Continuous Integration (CI) offers a valuable and necessary component for development teams to pave the way to DevOps.
For the sake of our purposes, CI above all is a process. It takes code and deploys it upon every commit to what is called an integration environment - a set of infrastructure where the entire application stack is running. It is a place where all automated unit and functional testing can be run that is non-production and has no impact on the user base.
The “Integration” portion of CI means that all components of the application come together in one location: a build. “Continuous” means that these builds happen both regularly and automatically. A build acts as the process of putting source code together and verifying that the software works as a cohesive unit.
Not only can CI fit into organizations with minimal disruption, it also offers immense value, by virtue of the fact that it does not pose threat to production. CI offers the safe environment and processes needed to test even unstable versions of an application as part of a larger unit.
After feature creation, CI is truly the most opportunistic element of software development. It empowers testing teams to go beyond the standard test suite of typical, common functionality, and grows their test cases to include very recent functionality, as well as exploratory testing.
This is a process of simultaneous testing, and test design, testing that evolves with the application, and results in expanded test coverage. It also gives the opportunity for developers to implement features they’ve always wanted, but have been afraid to try due to the risk of failure. Now developers can quickly try functionality against the entire stack without worrying about it slowing down releases, or creating issues that impact production.

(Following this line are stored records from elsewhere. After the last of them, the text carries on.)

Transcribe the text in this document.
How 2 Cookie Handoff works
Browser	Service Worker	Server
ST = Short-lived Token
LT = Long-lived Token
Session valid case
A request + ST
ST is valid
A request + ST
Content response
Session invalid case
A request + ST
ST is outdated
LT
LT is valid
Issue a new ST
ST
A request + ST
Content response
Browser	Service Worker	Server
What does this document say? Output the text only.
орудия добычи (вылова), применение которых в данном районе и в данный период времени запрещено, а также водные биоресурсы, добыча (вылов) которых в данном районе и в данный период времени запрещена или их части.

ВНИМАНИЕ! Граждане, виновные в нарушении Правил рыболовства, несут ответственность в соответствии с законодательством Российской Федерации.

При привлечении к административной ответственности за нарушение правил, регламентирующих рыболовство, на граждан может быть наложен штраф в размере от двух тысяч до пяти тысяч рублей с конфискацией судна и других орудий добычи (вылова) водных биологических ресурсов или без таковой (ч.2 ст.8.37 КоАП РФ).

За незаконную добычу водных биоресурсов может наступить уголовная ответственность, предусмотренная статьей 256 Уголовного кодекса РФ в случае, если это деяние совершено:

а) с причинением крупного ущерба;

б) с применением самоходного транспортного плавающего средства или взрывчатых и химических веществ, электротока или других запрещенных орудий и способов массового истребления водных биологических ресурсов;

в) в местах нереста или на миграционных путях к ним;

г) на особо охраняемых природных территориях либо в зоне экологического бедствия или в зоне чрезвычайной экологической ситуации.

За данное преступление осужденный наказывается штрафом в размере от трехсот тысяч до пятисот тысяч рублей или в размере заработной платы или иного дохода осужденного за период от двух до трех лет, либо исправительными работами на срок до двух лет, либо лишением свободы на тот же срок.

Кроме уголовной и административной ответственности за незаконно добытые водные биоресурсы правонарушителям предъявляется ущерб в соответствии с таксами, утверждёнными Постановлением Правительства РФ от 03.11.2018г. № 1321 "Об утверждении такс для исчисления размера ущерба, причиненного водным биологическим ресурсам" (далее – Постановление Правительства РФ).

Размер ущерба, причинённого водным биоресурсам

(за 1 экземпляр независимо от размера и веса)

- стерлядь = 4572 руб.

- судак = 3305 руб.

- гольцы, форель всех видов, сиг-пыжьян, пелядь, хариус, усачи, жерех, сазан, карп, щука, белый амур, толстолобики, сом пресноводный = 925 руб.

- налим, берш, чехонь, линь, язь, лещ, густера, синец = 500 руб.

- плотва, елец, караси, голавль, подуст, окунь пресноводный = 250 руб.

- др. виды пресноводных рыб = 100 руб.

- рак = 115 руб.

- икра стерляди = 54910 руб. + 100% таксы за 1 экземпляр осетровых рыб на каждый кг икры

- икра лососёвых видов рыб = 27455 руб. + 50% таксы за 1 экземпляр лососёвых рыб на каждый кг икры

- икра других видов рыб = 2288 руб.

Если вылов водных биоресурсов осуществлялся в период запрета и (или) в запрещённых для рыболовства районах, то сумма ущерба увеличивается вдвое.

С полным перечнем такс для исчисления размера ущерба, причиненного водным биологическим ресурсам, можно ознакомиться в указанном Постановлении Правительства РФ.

The benefits to CI are huge: increased release volume, room for innovation, and positive impact on the development pipeline via enhanced software quality and efficiency. When you are able to test and ensure that all pieces of your software puzzle fit with each other, you can more realistically speed more quickly to a solid, cohesive and quality product.
In this way, CI serves as a natural, necessary step in developing a true DevOps practice. And it must be executed correctly before any other aspect of DevOps can be implemented.